One second he was looking at his friend Tracey Harvey sitting at the back of his boat, and the next she was in the water. It was about 8.30am last Tuesday when a small wave hit the boat off the Golden Bay coast, and Tracey slid off the chilly bin she was sitting on. Then, she was in the water.
But when Gary tried to pull her into the boat, it sunk down and water started pouring in. Within seconds it had capsized, leaving the pair floating.
“I thought ‘s**t’. I told Tracey to ‘hold on and don’t let go’,” Gary says.
They were both wearing lifejackets, and on Gary’s one was something that he had only purchased several months before at the urging of his friend, Leon Couper.
It was a Personal Locater Beacon (PLB) which lets you instantly signal for help.
The beacon shows the Rescue Coordination Centre New Zealand (RCCNZ) your approximate location, taking the ‘search’ out of search and rescue.
The sooner rescuers can help you, the more likely you are to survive.
“It’s a bloody good insurance policy,” says Gary.
He activated it at 8.35am and within 30 minutes the Nelson Marlborough Rescue Helicopter had arrived and was airlifting Tracey to Nelson Hospital. A launch owned by a doctor at that same hospital came by and picked up Gary.
“We would have drowned if we didn’t have that beacon,” says Gary. “It’s one of those things that could have happened to anybody.”
Leon says he is thankful his friend took his advice and got the beacon.
“Without it they would have been statistics, unfortunately. I just try and drum it into people.”
Leon was a commercial fisherman for many years and knows the dangers of the sea.
“You can’t rely on it and once it gets bad, it can get really bad.”
Leon says cellphones are helpful, but not when they get wet. He says the rough price tag of $350 for a beacon should never be scoffed at.
“What the hell is $350 for your life?”
The RCCNZ works 24/7, 365 days of the year responding to all distress beacon activations.
The team acts quickly to find out as many details as they can about who set off the distress beacon and promptly send search and rescue teams to assist.
RCCNZ senior search and rescue officer Chris Henshaw says the pair were well prepared for an emergency.

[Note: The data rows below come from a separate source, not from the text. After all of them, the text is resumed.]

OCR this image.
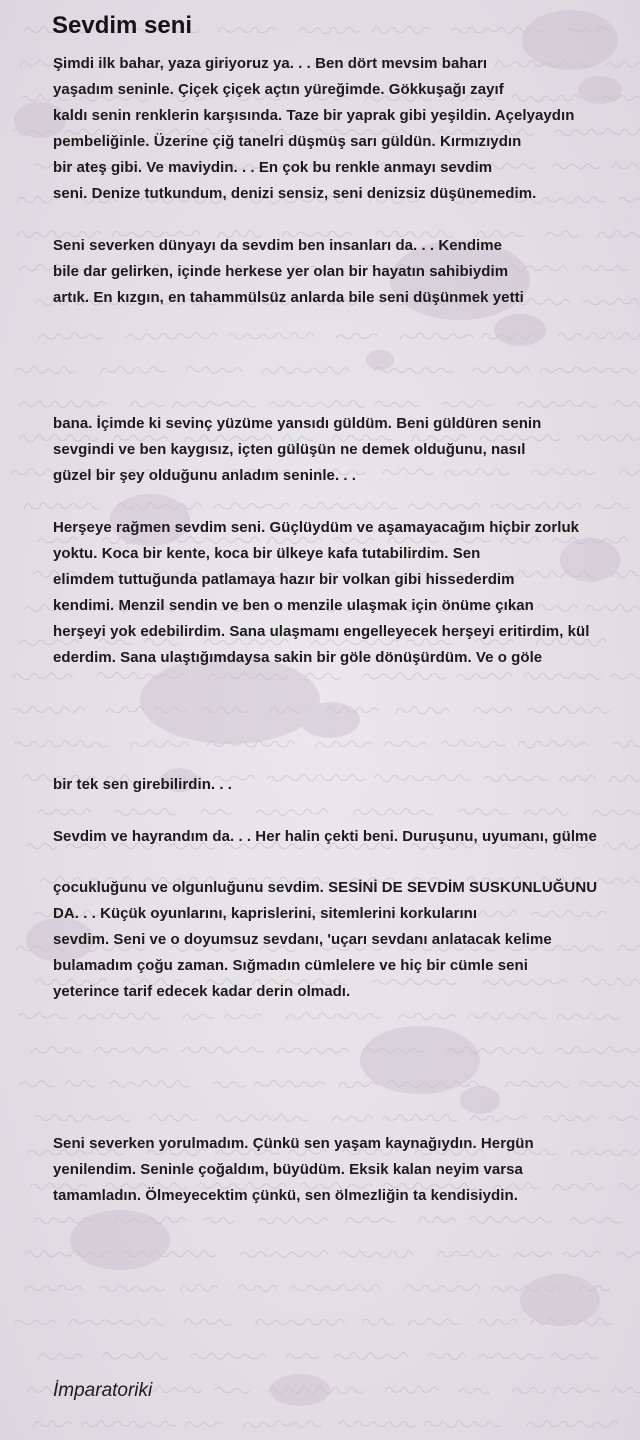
Sevdim seni
Şimdi ilk bahar, yaza giriyoruz ya. . . Ben dört mevsim baharı
yaşadım seninle. Çiçek çiçek açtın yüreğimde. Gökkuşağı zayıf
kaldı senin renklerin karşısında. Taze bir yaprak gibi yeşildin. Açelyaydın
pembeliğinle. Üzerine çiğ tanelri düşmüş sarı güldün. Kırmızıydın
bir ateş gibi. Ve maviydin. . . En çok bu renkle anmayı sevdim
seni. Denize tutkundum, denizi sensiz, seni denizsiz düşünemedim.
Seni severken dünyayı da sevdim ben insanları da. . . Kendime
bile dar gelirken, içinde herkese yer olan bir hayatın sahibiydim
artık. En kızgın, en tahammülsüz anlarda bile seni düşünmek yetti
bana. İçimde ki sevinç yüzüme yansıdı güldüm. Beni güldüren senin
sevgindi ve ben kaygısız, içten gülüşün ne demek olduğunu, nasıl
güzel bir şey olduğunu anladım seninle. . .
Herşeye rağmen sevdim seni. Güçlüydüm ve aşamayacağım hiçbir zorluk
yoktu. Koca bir kente, koca bir ülkeye kafa tutabilirdim. Sen
elimdem tuttuğunda patlamaya hazır bir volkan gibi hissederdim
kendimi. Menzil sendin ve ben o menzile ulaşmak için önüme çıkan
herşeyi yok edebilirdim. Sana ulaşmamı engelleyecek herşeyi eritirdim, kül
ederdim. Sana ulaştığımdaysa sakin bir göle dönüşürdüm. Ve o göle
bir tek sen girebilirdin. . .
Sevdim ve hayrandım da. . . Her halin çekti beni. Duruşunu, uyumanı, gülme
çocukluğunu ve olgunluğunu sevdim. SESİNİ DE SEVDİM SUSKUNLUĞUNU
DA. . . Küçük oyunlarını, kaprislerini, sitemlerini korkularını
sevdim. Seni ve o doyumsuz sevdanı, 'uçarı sevdanı anlatacak kelime
bulamadım çoğu zaman. Sığmadın cümlelere ve hiç bir cümle seni
yeterince tarif edecek kadar derin olmadı.
Seni severken yorulmadım. Çünkü sen yaşam kaynağıydın. Hergün
yenilendim. Seninle çoğaldım, büyüdüm. Eksik kalan neyim varsa
tamamladın. Ölmeyecektim çünkü, sen ölmezliğin ta kendisiydin.

İmparatoriki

“Crucially they were both wearing life jackets with the PLB attached. The PLB and the lifejackets saved their lives. The PLB not only sent out the distress alert but also gave the location in Golden Bay where they had capsized.”
Registering your beacon at www. beacons.org.nz is fast, easy and free. It’s also required by law.
Maritime NZ’s Baz Kirk says every year about 20 people die in recreational boating incidents – many of which could have been prevented.
“We’re urging people to follow the Boating Safety Code and to always have a plan in case things do go wrong. We want everyone to have a great summer – and get home safely after a good day out.”